On November 19, 2012, Ruby Tuesday, Inc., a Georgia corporation (the “Company”), announced that James J. Buettgen has been named President and Chief Executive Officer of the Company. Mr. Buettgen’s appointment will be effective December 1, 2012. Mr. Buettgen will also be appointed to the Board of Directors as of December 1, 2012. Mr. Buettgen previously served as Senior Vice President and Chief Marketing Officer of Darden Restaurants, Inc. (“Darden”). Additionally, the Company announced that Lead Director Matthew A. Drapkin will be appointed as Chairman of the Board of Directors. Mr. Drapkin’s appointment will be effective December 1, 2012.
Mr. Buettgen is being appointed President and Chief Executive Officer of the Company following the previously-announced retirement of Founder Samuel E. Beall, III as Chairman, President and Chief Executive Officer.
Before serving as Senior Vice President and Chief Marketing Officer, Mr. Buettgen, 52, served as Senior Vice President, New Business Development of Darden, and as President of Smokey Bones Bar & Fire Grill. Mr. Buettgen holds a Bachelor of Science in Finance from Miami University in Oxford, Ohio and a Master of Business Administration in Marketing Management from the University of California at Los Angeles.

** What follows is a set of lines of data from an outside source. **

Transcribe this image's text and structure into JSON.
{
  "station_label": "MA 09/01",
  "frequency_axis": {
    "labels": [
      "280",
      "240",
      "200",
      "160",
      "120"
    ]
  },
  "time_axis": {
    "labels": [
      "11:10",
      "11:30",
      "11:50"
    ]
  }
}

As President and Chief Executive Officer of the Company, Mr. Buettgen will receive an annual base salary of $800,000 and he will be eligible for an annual bonus under the Company’s Executive Incentive Compensation Plan with a target amount of 100% of base salary and a maximum payout of 200% of base salary. For the fiscal year 2013 ending June 4, 2013, the Company will guarantee an annual bonus to Mr. Buettgen at target payout or actual performance, whichever is greater.
In connection with Mr. Buettgen’s appointment as President and Chief Executive Officer, he will receive an equity award valued at $1.6 million comprised of one-third service-based restricted stock, one-third performance-based restricted stock and one-third performance-based cash incentive awards. The service-based restricted stock will cliff vest after 30 months and will be subject to a six-month holding period following vesting. The performance-based restricted stock and cash incentive awards will have a one-year performance period, which is the fiscal year 2013, with conditions relating to the achievement of goals related to same-restaurant sales and adjusted earnings before interest, taxes, depreciation and amortization. Subject to these conditions, the performance-based restricted stock will cliff vest after 30 months and the performance-based cash incentive will vest 50% in 18 months and 50% in 30 months, all from the date of grant. The performance-based restricted stock will also be subject to a six-month holding period following vesting. The Company will guarantee a vesting of the performance-based restricted stock and performance-based cash incentives to Mr. Buettgen at target level or actual performance, whichever is greater.
In addition, Mr. Buettgen will receive (i) a one-time make-whole equity award (the “Make-Whole Award”) valued at $2.5 million, which award is comprised of $1.4 million of service-based restricted stock and $1.1 million of service-based stock options and (ii) a one-time, high-performance and inducement award (the “Inducement and High-Performance Award”) comprised of 250,000 shares of service-based restricted stock, 250,000 service-based stock options and 250,000 performance-based stock options. The service-based restricted stock will cliff vest after 30 months and will be subject to a six-month holding period following vesting. The service-based stock options will vest in equal annual installments over three years and will be exercisable for seven years from the date of grant. The performance-based stock options will cliff vest if and when the Company’s stock price appreciates to $14 per share for a period of 20 consecutive days within Mr. Buettgen’s first three years of employment. Both the Make-Whole Award and the Inducement and High-Performance Award will subject Mr. Buettgen to a two-year non-competition covenant following vesting.
Mr. Buettgen will be eligible for severance in an amount equal to three times his base salary, subject to his compliance with certain restrictive covenants, including three-year confidentiality and non-solicitation of employees covenants. The Company will pay or reimburse Mr. Buettgen for certain expenses related to his relocation to Tennessee.
A copy of the press release of the Company announcing the appointment of Mr. Buettgen as President and Chief Executive Officer is attached as Exhibit 99.1 to this report.